Although this is likely to have been an unintentional error, it does reflect a broadly-held assumption that this is the role for art and design in art/science collaborations. It is much easier to gloss the work in this way than to see it as critiquing and challenging dominant ways of imagining the future, which was one of the main objectives of the Synthetic Aesthetics project.
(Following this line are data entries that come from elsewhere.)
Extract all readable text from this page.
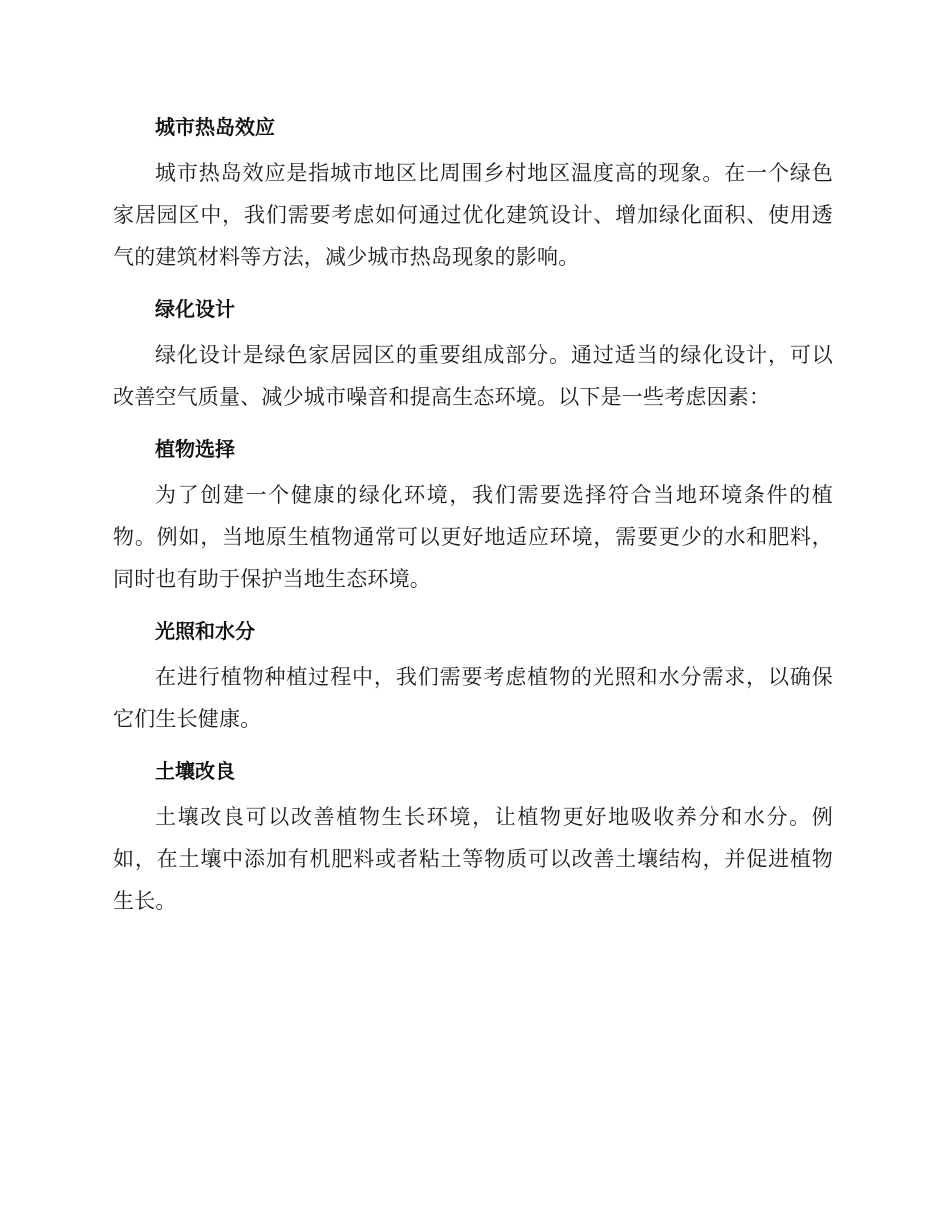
城市热岛效应

城市热岛效应是指城市地区比周围乡村地区温度高的现象。在一个绿色家居园区中，我们需要考虑如何通过优化建筑设计、增加绿化面积、使用透气的建筑材料等方法，减少城市热岛现象的影响。

绿化设计

绿化设计是绿色家居园区的重要组成部分。通过适当的绿化设计，可以改善空气质量、减少城市噪音和提高生态环境。以下是一些考虑因素：

植物选择

为了创建一个健康的绿化环境，我们需要选择符合当地环境条件的植物。例如，当地原生植物通常可以更好地适应环境，需要更少的水和肥料，同时也有助于保护当地生态环境。

光照和水分

在进行植物种植过程中，我们需要考虑植物的光照和水分需求，以确保它们生长健康。

土壤改良

土壤改良可以改善植物生长环境，让植物更好地吸收养分和水分。例如，在土壤中添加有机肥料或者粘土等物质可以改善土壤结构，并促进植物生长。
In our letter we also draw attention to a broader point that emerged from the project about the inseparability of values from design. This is particularly pertinent since the Strategic Plan calls for a move towards ‘biodesign’, but seems to assume that the only value that underlies this is commercialisation. We wrote about these issues, and many others, in our motley, interdisciplinary and multi-authored book Synthetic Aesthetics.

The point I want to make here, however, is that the both book and the letter to the Leadership Council were the result of collaborative thinking across disciplinary divides. Neither of them are critical interventions from disgruntled social scientists or external observers of the technology. Drew Endy and Alistair Elfick are leading figures in the synthetic biology community, and Daisy Ginsberg comes from the playful and subversive tradition of critical design. But what we found through working together is that we all shared a desire to broaden and diversify debates around synthetic biology, and to interrogate notions of ‘better’ design.

I am optimistic that these aims are shared by other scientists, engineers, social scientists, humanities scholars, artists, designers and civil society groups, and that together we might be able to challenge the narrow way in which synthetic biology is currently being framed in reports such as Biodesign for the Bioeconomy.